I understand very well that from a theoretical perspective, proteins cannot make it into the final product of a distilled product as I have  worked in a chemistry lab and taken a number of university-level chemistry lab courses. So yes, in theory, distilled vinegar is perfectly safe - but my experience has demonstrated to me that you cannot necessarily assume ideal, theoretic care from manufacturers, who are not necessarily thinking about the celiac consumer. I would suspect that the problem that some (including myself) experience with such products is that there imight be some CC to the "after" distilled product - perhaps a shared line/vat or perhaps that the raw source ingredients (which could include wheat) are not adequately separate from the finished product during production. For vinegars, I always go for apple or white wine vinegar, and avoid store/cheap brands. Vinegar is still super cheap even if you buy a "fancy" brand, so I feel that the slight cost increase is worth it in this case.

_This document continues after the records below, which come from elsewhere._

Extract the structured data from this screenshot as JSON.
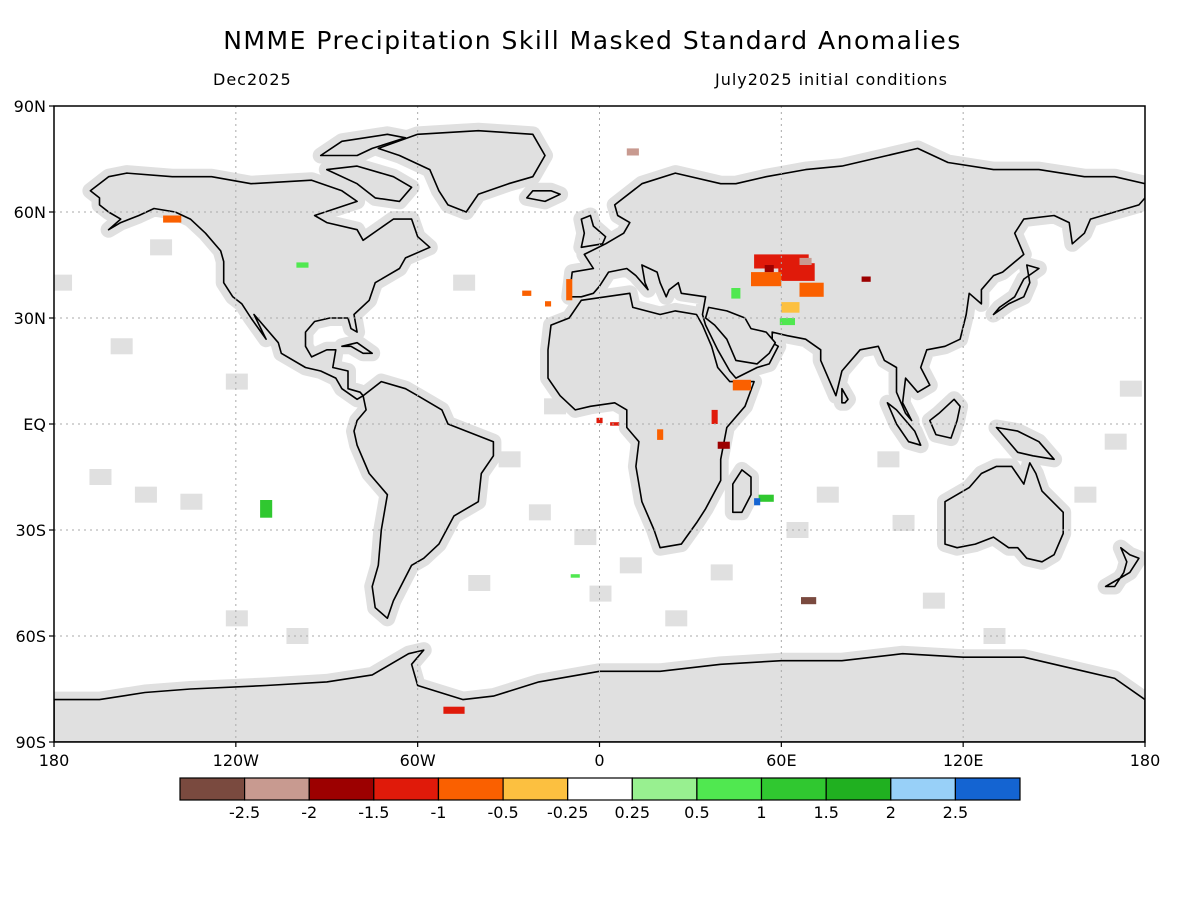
{
  "title": "NMME Precipitation Skill Masked Standard Anomalies",
  "subtitle_left": "Dec2025",
  "subtitle_right": "July2025 initial conditions",
  "lat_ticks": [
    {
      "label": "90N",
      "lat": 90
    },
    {
      "label": "60N",
      "lat": 60
    },
    {
      "label": "30N",
      "lat": 30
    },
    {
      "label": "EQ",
      "lat": 0
    },
    {
      "label": "30S",
      "lat": -30
    },
    {
      "label": "60S",
      "lat": -60
    },
    {
      "label": "90S",
      "lat": -90
    }
  ],
  "lon_ticks": [
    {
      "label": "180",
      "lon": -180
    },
    {
      "label": "120W",
      "lon": -120
    },
    {
      "label": "60W",
      "lon": -60
    },
    {
      "label": "0",
      "lon": 0
    },
    {
      "label": "60E",
      "lon": 60
    },
    {
      "label": "120E",
      "lon": 120
    },
    {
      "label": "180",
      "lon": 180
    }
  ],
  "colorbar": {
    "colors": [
      "#7a4a3f",
      "#c89a90",
      "#9c0000",
      "#e01a0a",
      "#fa6000",
      "#fcc040",
      "#ffffff",
      "#98f090",
      "#50e850",
      "#30c830",
      "#20b020",
      "#98d0f8",
      "#1464d2"
    ],
    "labels": [
      "-2.5",
      "-2",
      "-1.5",
      "-1",
      "-0.5",
      "-0.25",
      "0.25",
      "0.5",
      "1",
      "1.5",
      "2",
      "2.5"
    ]
  },
  "colors": {
    "land": "#e0e0e0",
    "skill_mask": "#e0e0e0",
    "coastline": "#000000",
    "grid": "#aaaaaa"
  },
  "anomaly_patches": [
    {
      "lon": 65,
      "lat": 43,
      "w": 12,
      "h": 5,
      "color": "#e01a0a"
    },
    {
      "lon": 60,
      "lat": 46,
      "w": 18,
      "h": 4,
      "color": "#e01a0a"
    },
    {
      "lon": 55,
      "lat": 41,
      "w": 10,
      "h": 4,
      "color": "#fa6000"
    },
    {
      "lon": 70,
      "lat": 38,
      "w": 8,
      "h": 4,
      "color": "#fa6000"
    },
    {
      "lon": 68,
      "lat": 46,
      "w": 4,
      "h": 2,
      "color": "#c89a90"
    },
    {
      "lon": 56,
      "lat": 44,
      "w": 3,
      "h": 2,
      "color": "#9c0000"
    },
    {
      "lon": 63,
      "lat": 33,
      "w": 6,
      "h": 3,
      "color": "#fcc040"
    },
    {
      "lon": 62,
      "lat": 29,
      "w": 5,
      "h": 2,
      "color": "#50e850"
    },
    {
      "lon": 45,
      "lat": 37,
      "w": 3,
      "h": 3,
      "color": "#50e850"
    },
    {
      "lon": 88,
      "lat": 41,
      "w": 3,
      "h": 1.5,
      "color": "#9c0000"
    },
    {
      "lon": 11,
      "lat": 77,
      "w": 4,
      "h": 2,
      "color": "#c89a90"
    },
    {
      "lon": -141,
      "lat": 58,
      "w": 6,
      "h": 2,
      "color": "#fa6000"
    },
    {
      "lon": -98,
      "lat": 45,
      "w": 4,
      "h": 1.5,
      "color": "#50e850"
    },
    {
      "lon": -24,
      "lat": 37,
      "w": 3,
      "h": 1.5,
      "color": "#fa6000"
    },
    {
      "lon": -17,
      "lat": 34,
      "w": 2,
      "h": 1.5,
      "color": "#fa6000"
    },
    {
      "lon": -10,
      "lat": 38,
      "w": 2,
      "h": 6,
      "color": "#fa6000"
    },
    {
      "lon": 47,
      "lat": 11,
      "w": 6,
      "h": 3,
      "color": "#fa6000"
    },
    {
      "lon": 38,
      "lat": 2,
      "w": 2,
      "h": 4,
      "color": "#e01a0a"
    },
    {
      "lon": 41,
      "lat": -6,
      "w": 4,
      "h": 2,
      "color": "#9c0000"
    },
    {
      "lon": 0,
      "lat": 1,
      "w": 2,
      "h": 1.5,
      "color": "#e01a0a"
    },
    {
      "lon": 5,
      "lat": 0,
      "w": 3,
      "h": 1,
      "color": "#e01a0a"
    },
    {
      "lon": 20,
      "lat": -3,
      "w": 2,
      "h": 3,
      "color": "#fa6000"
    },
    {
      "lon": 55,
      "lat": -21,
      "w": 5,
      "h": 2,
      "color": "#30c830"
    },
    {
      "lon": 52,
      "lat": -22,
      "w": 2,
      "h": 2,
      "color": "#1464d2"
    },
    {
      "lon": 69,
      "lat": -50,
      "w": 5,
      "h": 2,
      "color": "#7a4a3f"
    },
    {
      "lon": -110,
      "lat": -24,
      "w": 4,
      "h": 5,
      "color": "#30c830"
    },
    {
      "lon": -8,
      "lat": -43,
      "w": 3,
      "h": 1,
      "color": "#50e850"
    },
    {
      "lon": -48,
      "lat": -81,
      "w": 7,
      "h": 2,
      "color": "#e01a0a"
    }
  ]
}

In the case of alcoholic spirits (not your question, but still relevant to the topic), it's also possible for post-processing ingredients (flavour, mash) to be added back that could contain gluten. I personally avoid all alcohols that are not wine or certified gluten-free beer/cider, because the regulations about what ingredients can be used is very tight for those products, and they are less likely to be produced in shared facilities. That said, I would not criticize anyone for being more expansive in the area of vinegar or distilled alcohol - you must find your balance point.